5 Ways You Can Be an Activist in College

With the current political climate dividing our nation, activism is on the rise. The Women’s March in D.C. had a record-breaking half-million attendees, and supporters banded together in solidarity in cities across the world. However, for many college women, finding your voice can be challenging. And knowing where to start in order to evoke change can prove to be even harder. That is why we pulled together five ways to help you become an activist on your college campus.

1. Educate yourself

Education is vital. You’re in college to learn and prepare yourself for the future. So, educate yourself on the issues that you are passionate about. Once you’ve landed on one that sparks your interest, master it. Study the historical context, the important leaders within that movement and know what you are talking about. Once you’ve become an expert on the issue, then you can tackle it from a new and broader perspective. 

2. Get involved on a local or national level

If you’re not sure where to start, reach out to local branches of an organization you’re passionate about. Once you’ve connected with them, they can let you know how to give back and join their fight.

Rachel Petty, a senior at James Madison University, says, “Attending rallies is a great way to be politically active in college! I recently went to my first one, the Women’s March on Washington, and felt so inspired. Local rallies are also a good way to stay involved.” By attending rallies and meeting new people, you are creating your own community. You may think working alone is best, but when we band together, we become stronger.

3. Utilize your campus resources

Many colleges have organizations that you may not even know about. Scour bulletin boards and your school’s websites to learn more about organizations you can get involved with. Or if you see that your school is lacking an organization you’re passionate about, reach out to your student activities office or an advisor to learn more about how you can bring it to fruition. 

Hillary Li, a third-year student at UNC School of Law started a photojournalism project, Now We Speak, which featured stories of discrimination, mostly from students at UNC School of Law. “It got a ton of attention from students, staff and administration at the school, and led to a lot of great community conversations at the school about diversity and inclusion,” says Hillary. She is still actively working on diversity initiatives at the school, and thinks that one way for women to be active on campus is to look for ways that their institution is lacking in support for women, particularly women of color and women who identify as LGBTQ. She recommends that students think and learn about how their institution recruits diverse students as well as addresses the needs of diverse students on campus.

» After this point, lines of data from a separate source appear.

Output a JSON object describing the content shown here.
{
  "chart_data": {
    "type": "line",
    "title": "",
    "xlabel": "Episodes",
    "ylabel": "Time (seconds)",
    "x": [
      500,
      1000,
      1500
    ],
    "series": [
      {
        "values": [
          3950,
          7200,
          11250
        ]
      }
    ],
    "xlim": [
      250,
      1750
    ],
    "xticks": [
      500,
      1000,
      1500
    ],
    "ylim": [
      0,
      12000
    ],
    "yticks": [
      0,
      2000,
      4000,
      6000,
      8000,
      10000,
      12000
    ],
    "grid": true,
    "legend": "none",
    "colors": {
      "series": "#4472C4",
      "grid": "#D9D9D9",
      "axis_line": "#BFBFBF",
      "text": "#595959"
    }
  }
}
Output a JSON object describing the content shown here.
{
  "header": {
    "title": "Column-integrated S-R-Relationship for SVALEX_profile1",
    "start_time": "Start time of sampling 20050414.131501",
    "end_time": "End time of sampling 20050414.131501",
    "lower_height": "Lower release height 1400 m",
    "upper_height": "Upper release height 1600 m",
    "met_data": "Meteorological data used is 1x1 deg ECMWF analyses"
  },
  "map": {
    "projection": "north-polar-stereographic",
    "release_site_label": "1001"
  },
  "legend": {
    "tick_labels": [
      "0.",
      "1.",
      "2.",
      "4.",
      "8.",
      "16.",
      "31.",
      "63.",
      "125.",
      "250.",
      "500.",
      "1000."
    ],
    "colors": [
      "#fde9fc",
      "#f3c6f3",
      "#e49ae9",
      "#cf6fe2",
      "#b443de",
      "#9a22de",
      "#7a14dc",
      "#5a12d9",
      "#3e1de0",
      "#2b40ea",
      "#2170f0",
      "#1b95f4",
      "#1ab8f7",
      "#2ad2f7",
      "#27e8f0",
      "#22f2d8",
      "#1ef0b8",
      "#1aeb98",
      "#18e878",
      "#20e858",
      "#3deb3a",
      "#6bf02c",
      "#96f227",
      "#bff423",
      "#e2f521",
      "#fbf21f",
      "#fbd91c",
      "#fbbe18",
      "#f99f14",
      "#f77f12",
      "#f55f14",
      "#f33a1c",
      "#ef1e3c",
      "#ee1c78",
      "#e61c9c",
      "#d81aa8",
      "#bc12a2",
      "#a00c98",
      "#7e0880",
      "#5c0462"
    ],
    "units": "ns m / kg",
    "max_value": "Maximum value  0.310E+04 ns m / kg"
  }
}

"For example, does your institution provide gender neutral bathrooms? Do dress codes or guidelines address those who wear hijabs or other religious wear? Are there scholarships and opportunities specifically for minorities?" She asks. Additionally, Hillary recently started a chapter of Our Revolution in the North Carolina Triangle area, which aims to support and educate the community about progressive political candidates on the local and state level. "I am trying to address issues in North Carolina from a policy level,” she says. “Our chapter is looking to collaborate soon with other organizations that do similar activism.” Once you’ve established a cause you’re passionate about, the sky is the limit on what you can do with it.

4. Find like-minded people

Tackling an important issue and cause can be overwhelming, therefore, finding people who are equally as passionate as you are will only foster that growth and support. Kristin Walter, co-founder and development officer of Feel Good—whose mission is to end extreme poverty by 2030 through mobilizing the rising generation as global citizens and strategic changemakers—​says, “Ask yourself, ‘What is the more beautiful world my heart knows is possible? Answering the question: 'What is needed?' requires researching what is being done on the issues you care about. Read books, read articles (long ones), contact people at the organizations working on these issues. Learn, with passion, about the issue you care about and have fun doing it!” 

5. Create longevity

Your activism work shouldn’t end the second you graduate. Craft your work in a way that gives other college students the opportunities you had. Organize an annual march or fundraiser that can ensure your issue is relevant long after you’re gone. There’s always room for growth, so keep that in mind. 

You don’t need a college degree to change the world, but utilizing your education, your community and your campus can certainly help. Now get out there, and do work, collegiettes!